Two Virginia Tech alumni, Kevin Kochersberger of Honeoye Falls, N.Y., who received a bachelor's degree, master's degree and a Ph.D. in mechanical engineering from the university in 1983, 1984, and 1994, respectively, and Terry Queijo of Trappe, Md., who earned her undergraduate degree in animal science in 1978, will take the place of Orville and Wilbur Wright, flying a reproduction of the brothers' four-cylinder, 600-pound glider in Kitty Hawk, N. C., where the first flight made history. The two alumni, who will be wearing period costumes, will flip a coin, much as the Wright brothers did, to see who flies first.

In addition to its alumni playing lead roles in the reenactment of the first flight, Virginia Tech's Special Collections department in University Libraries will exhibit a piece of the actual fabric that covered the first successful airplane. The fabric, just under two square inches certified as original by the Orville Wright Estate, is part of the department's Michael Collins Collection. It was presented to Collins, who circled the moon while Neal Armstrong and Buzz Aldrin made their historic landing on the lunar surface, as a tribute to his achievements in space.

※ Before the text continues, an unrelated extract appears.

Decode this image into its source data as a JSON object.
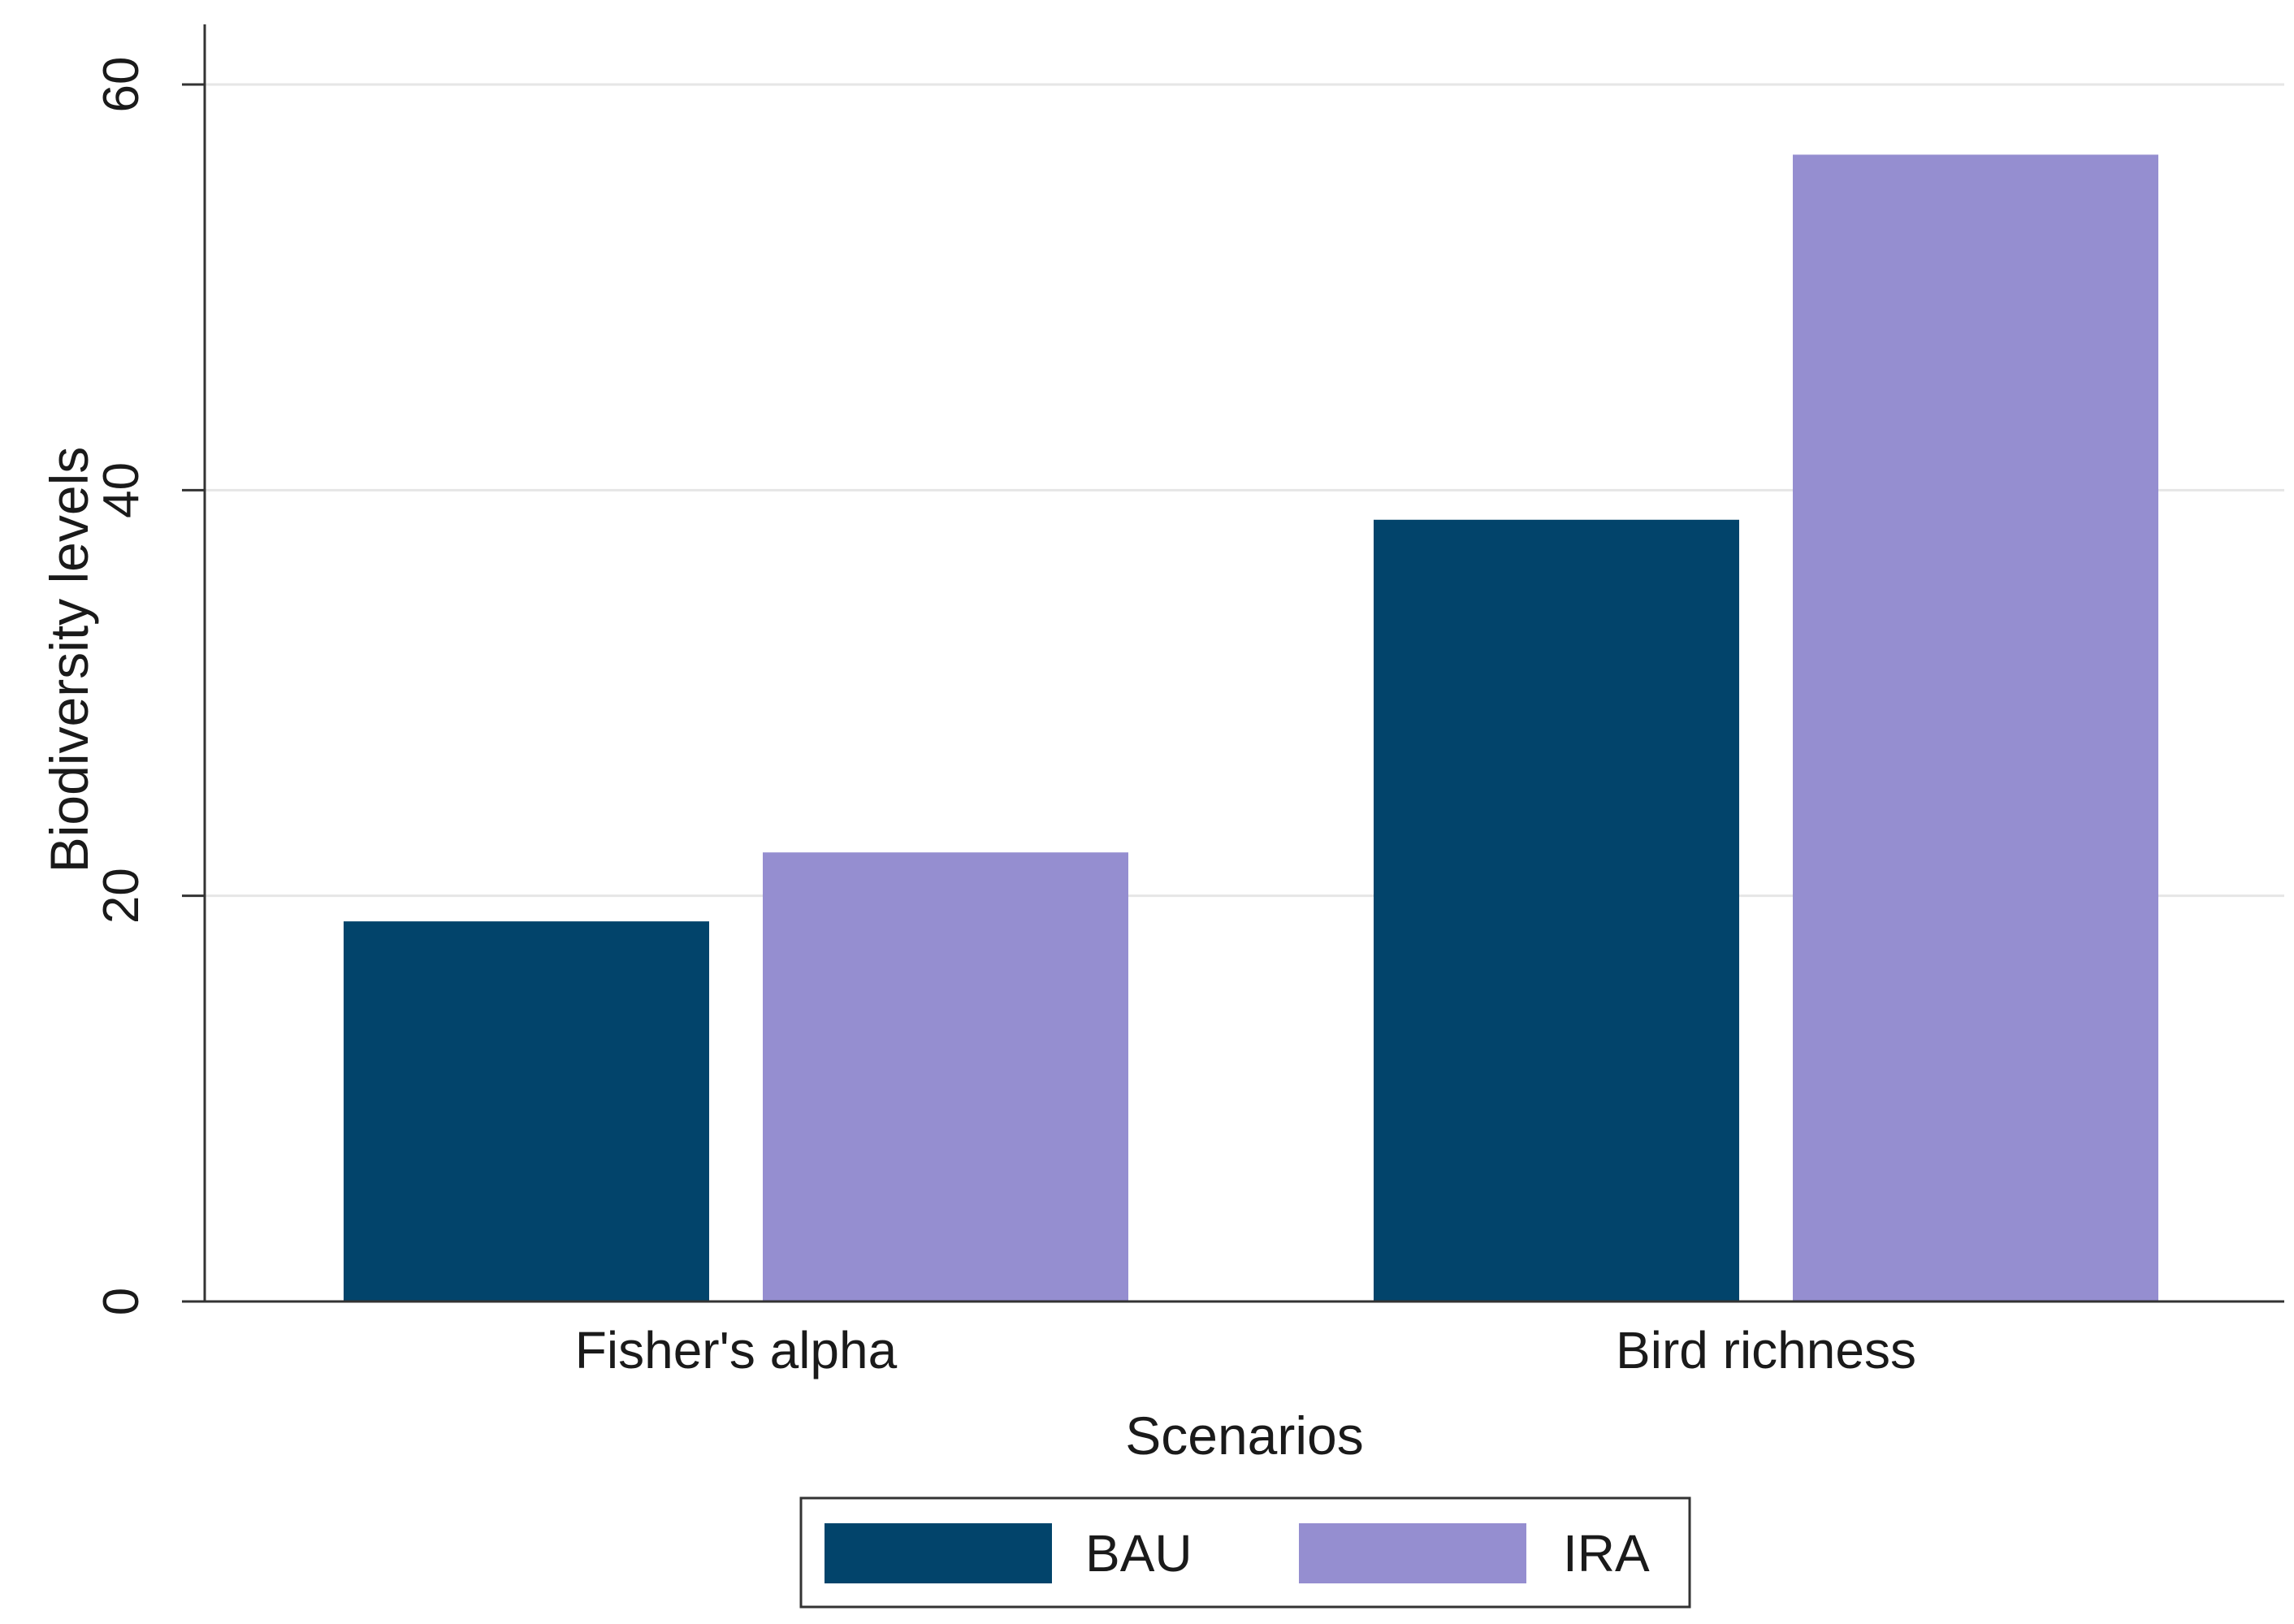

That fabric, sold under the name "Pride of the West" muslin, was purchased by the Wright brothers at Rikes department store in Dayton, Ohio, just a few blocks from their Wright Cycle Company building. Today that building houses, among other things, the office of Virginia Tech alumnus Leonard Simpson IV of Dayton, who received his master of architecture degree from the university in 1990. Simpson, a preservation architect for the National Park Service, served as preservation specialist and construction manager for the Wright-Dunbar Interpretive Center, a museum that opened as part of the Dayton Aviation Heritage National Historical Park on June 25, 2003, as a precursor to the centennial celebration. Exhibits in the museum focus on the Wright brothers' printing and bicycle businesses, their family history and their association with poet Paul Laurence Dunbar. While Simpson was enrolled at Virginia Tech, he worked for a summer as a seasonal park ranger at the Wright Brothers National Memorial in Kitty Hawk.

Shortly after the Dec. 17th anniversary, the "With Good Reason" public radio program will examine the 100th anniversary and beyond, which will feature Jim Marchman, a Virginia Tech professor of aerospace and ocean engineering, discussing the future of aviation.